On many levels, the aspect of myself that I’ve been most afraid of encountering has been that little girl abandoned twenty years ago into a nightmare of silence and pain. To see her meant that whatever illusions I was clinging to about my childhood would have to be revealed for what they were. I couldn’t tell whether she or I was more afraid of losing those illusions.
But this summer, I reached a point where I no longer wanted to be silent. It was a familiar feeling similar experience to when I came out as bi—the moment of knowing that it would cost more to stay in the closet than to risk the pain of rejection from those I loved.
My Underworld Goddess, for that’s how I’ve come to see this 5-year-old me, lost her fearsomeness. I knew she held a world of pain that I would have to feel in order to reunite with her, but it no longer seemed like a punishment she was waiting to inflict on me for having left her buried for so long. There was relief, as if she’d been waiting for me to decide that she was worth more than the preservation of the “rules of engagement” I’d picked up within my church and family that “things like that” don’t get discussed.
The aftermath of breaking silence has taken me by surprise…but then again I’m not really surprised at all. I wasn’t prepared for my own loneliness. I would have thought that breaking silence would have made me feel less abandoned. And to that thought, my Underworld Goddess gives a bitters smile of knowledge beyond a child’s years.

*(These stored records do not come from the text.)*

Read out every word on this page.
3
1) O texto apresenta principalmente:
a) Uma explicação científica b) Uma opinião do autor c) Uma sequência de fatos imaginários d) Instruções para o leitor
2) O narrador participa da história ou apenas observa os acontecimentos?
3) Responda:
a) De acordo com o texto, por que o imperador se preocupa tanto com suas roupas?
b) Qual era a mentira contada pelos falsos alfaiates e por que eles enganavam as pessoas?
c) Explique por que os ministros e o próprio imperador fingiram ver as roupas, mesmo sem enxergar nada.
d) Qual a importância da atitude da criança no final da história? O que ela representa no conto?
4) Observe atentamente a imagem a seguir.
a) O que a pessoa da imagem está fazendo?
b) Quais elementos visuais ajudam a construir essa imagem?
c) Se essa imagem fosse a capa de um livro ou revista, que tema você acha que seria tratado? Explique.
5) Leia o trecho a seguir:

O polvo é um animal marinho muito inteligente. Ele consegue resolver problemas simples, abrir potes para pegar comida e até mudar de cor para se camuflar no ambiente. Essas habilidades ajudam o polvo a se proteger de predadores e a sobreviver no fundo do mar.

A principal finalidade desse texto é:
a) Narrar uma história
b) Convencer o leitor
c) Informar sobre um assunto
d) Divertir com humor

Of course I feel abandoned. The real question was never whether my mom knew about my abuse or not. The real question is, How does a five year old child get slapped with that kind of secret pain and no one sees?
I could answer that question academically, speaking about power dynamics, authoritarian/patriarchal cultures, unspoken rules of a cult, confirmation biases, etc. etc. etc., but it doesn’t really answer the question.
I doubt there is an answer that would help a five year old understand how something that shattered her world couldn’t even cause a blip on the radar of others.
I’m terrified of being abandoned again. I say “again” because I have been terrified of being abandoned so many times before. It’s one of those fears that hasn’t always made sense, striking while I’m surrounded by dear friends or in the arms of my partner. However illogical it is doesn’t matter, for it’s primal, a lesson I had ingrained in me so well that I don’t know if I’ll ever be able to unlearn it.
“Once they get what they want, they won’t love you anymore.” “Once you speak the truth, they won’t love you anymore.”
Did someone ever say those words explicitly to me? Not that I can remember. But children are experts on picking up on what’s left unsaid, especially in abuse.
I say “again” also because I realize that in all of the abandonment I have experienced, it was the moment of abandoning myself that hurt the most. I don’t think I could have broken silence before now without it actually hurting my healing more than helping it. But there’s a part of me that realizes how absurdly long it took me to stand up for myself—to face my Underworld Goddess. Now that I’ve done what she asked me to do, I wonder, “What next?”
I get no answer, and that is where my greatest pain lies. My fear of abandonment comes to rest at its root. Twenty years of grief have finally been set free, but the child of grief is nowhere to be found. I have accumulated a host of archetypes within myself to whom I can turn for support in almost any given moment…except in this moment, when all I can say to myself is, “please don’t leave me here alone.”